Peut-on contrefaire une morue ? Il faut se poser la question. Dans un billet passé totalement inaperçu, rendu possible par la déclassification partielle d’un certain nombre de documents, le blogueur allemand André Rebentisch est remonté à la source de l’accord commercial anti-contrefaçon (ACTA), et fait une trouvaille surprenante.
Il a en effet découvert que le mandat donnant à la Commission européenne le droit d’ouvrir « des négociations en vue d’un accord commercial plurilatéral de lutte contre la contrefaçon » a figuré à l’agenda (.pdf) de la 2862ème session du Conseil de l’Union Européenne réunissant les ministres de l’agriculture et de la pêche, le 14 avril 2008. Il est listé parmi les « points A » qui sont adoptés sans débat.
La recommandation de la Commission au Conseil est marquée « Restreint EU », ce qui veut dire qu’elle a été classifiée pour en empêcher sa publication. Ce qui était aussi le cas de l’approbation délivrée lors de la réunion du Comité des représentants permanents (Coreper) du 2 avril 2008. Le comité de l’article 133, dédié aux questions commerciales au sein du COPERER 2, indique dans ce document daté du 26 mars 2010 (.pdf) que la Commission avait soumis dès le 20 novembre 2007 un premier texte visant à l’autoriser à ouvrir les négociations sur l’ACTA, et qu’une version révisée a été soumise le 29 février 2008.
« Elle a également fait l’objet d’un examen par le Groupe « Propriété intellectuelle ». À la suite de la discussion qui a eu lieu lors de la réunion du Comité de l’article 133 (membres suppléants) du 17 mars 2008, toutes les délégations ont été en mesure d’approuver le texte sur la base d’une proposition de compromis de la présidence« , indique le rapport, qui reste incomplet. Toute la partie substantielle sur le contenu du texte et notamment les directives de négociation, est toujours marquée comme « non déclassifié ».

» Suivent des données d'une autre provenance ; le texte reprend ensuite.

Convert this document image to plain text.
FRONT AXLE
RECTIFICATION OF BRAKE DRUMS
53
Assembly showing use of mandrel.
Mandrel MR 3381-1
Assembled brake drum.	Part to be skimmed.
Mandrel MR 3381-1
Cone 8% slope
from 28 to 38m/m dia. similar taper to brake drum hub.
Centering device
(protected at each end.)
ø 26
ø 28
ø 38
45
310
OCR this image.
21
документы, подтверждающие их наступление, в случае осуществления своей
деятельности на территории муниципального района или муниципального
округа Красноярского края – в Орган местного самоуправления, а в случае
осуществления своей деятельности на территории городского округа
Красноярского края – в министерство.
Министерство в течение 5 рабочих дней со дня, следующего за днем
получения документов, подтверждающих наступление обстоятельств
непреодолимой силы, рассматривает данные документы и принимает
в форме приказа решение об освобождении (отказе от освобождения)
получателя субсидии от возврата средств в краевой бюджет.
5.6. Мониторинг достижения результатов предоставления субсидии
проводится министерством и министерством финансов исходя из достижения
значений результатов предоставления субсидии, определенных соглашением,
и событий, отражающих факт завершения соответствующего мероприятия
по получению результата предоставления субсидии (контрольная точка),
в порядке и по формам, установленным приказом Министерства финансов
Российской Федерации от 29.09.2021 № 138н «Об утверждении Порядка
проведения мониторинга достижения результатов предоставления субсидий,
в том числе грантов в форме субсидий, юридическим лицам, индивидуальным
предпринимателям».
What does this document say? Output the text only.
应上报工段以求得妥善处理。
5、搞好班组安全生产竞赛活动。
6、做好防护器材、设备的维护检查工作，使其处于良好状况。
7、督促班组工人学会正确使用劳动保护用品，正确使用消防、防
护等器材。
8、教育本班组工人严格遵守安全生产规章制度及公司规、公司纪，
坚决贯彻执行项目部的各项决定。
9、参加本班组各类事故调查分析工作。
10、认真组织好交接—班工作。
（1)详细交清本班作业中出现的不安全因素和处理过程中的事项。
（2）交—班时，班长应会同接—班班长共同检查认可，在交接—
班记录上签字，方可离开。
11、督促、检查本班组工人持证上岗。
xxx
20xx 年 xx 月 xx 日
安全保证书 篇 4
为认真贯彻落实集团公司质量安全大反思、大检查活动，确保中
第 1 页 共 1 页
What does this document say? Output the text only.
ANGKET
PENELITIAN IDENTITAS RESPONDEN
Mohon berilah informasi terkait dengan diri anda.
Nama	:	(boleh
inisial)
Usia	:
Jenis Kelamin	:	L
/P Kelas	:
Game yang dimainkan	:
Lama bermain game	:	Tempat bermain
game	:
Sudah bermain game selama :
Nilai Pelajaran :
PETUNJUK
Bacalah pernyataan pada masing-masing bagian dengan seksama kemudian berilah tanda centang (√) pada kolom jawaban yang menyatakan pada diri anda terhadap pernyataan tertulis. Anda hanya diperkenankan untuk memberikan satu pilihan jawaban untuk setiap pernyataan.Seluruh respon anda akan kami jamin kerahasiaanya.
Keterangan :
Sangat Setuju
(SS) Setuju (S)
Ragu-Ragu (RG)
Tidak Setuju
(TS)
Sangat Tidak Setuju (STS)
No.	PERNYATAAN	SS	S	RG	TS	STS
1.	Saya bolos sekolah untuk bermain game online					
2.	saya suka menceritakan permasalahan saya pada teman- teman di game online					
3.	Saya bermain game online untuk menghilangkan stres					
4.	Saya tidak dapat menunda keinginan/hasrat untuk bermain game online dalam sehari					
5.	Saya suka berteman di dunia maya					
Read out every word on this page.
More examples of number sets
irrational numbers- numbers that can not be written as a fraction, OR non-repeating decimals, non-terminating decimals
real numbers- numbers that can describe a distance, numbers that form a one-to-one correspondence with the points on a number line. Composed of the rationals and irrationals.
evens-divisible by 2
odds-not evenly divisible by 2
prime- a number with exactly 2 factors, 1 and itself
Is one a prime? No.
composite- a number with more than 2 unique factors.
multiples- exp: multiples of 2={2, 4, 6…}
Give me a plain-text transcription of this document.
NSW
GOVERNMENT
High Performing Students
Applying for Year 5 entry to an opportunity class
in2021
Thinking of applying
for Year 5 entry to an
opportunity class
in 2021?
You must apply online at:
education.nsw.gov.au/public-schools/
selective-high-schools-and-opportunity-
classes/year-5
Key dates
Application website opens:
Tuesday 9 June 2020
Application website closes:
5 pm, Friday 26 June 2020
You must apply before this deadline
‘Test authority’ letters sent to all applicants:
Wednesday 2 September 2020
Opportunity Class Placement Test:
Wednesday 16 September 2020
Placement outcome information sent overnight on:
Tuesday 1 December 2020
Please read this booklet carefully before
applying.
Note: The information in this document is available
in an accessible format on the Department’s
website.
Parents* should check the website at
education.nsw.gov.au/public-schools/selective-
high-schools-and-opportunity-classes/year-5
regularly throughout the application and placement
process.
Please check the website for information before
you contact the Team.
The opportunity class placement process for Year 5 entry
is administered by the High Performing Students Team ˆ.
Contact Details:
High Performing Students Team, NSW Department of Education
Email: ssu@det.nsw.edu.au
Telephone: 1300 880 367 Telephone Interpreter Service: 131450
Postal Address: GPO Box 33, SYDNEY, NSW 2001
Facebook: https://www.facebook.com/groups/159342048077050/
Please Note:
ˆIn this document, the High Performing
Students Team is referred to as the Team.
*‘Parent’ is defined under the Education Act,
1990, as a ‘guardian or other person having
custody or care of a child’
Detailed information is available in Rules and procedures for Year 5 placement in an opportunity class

Pourquoi en avoir fait ensuite un sujet lié à l’agriculture et à la pêche ? Comme un clin d’oeil, le ministre français en charge de l’Agriculture et de la Pêche à cette époque était Michel Barnier, devenu commissaire européen en février 2010. Or dans ses nouvelles fonctions, M. Barnier nous a déjà démontré sa défense de l’ACTA, appuyée sur des études très contestées des lobbys industriels.
Une chose est sûre, cette discrétion explique comment l’ACTA est resté secret jusqu’à ce que Wikileaks, déjà lui, dévoile son existence au monde entier en mai 2008, sans pouvoir en publier le texte d’étape.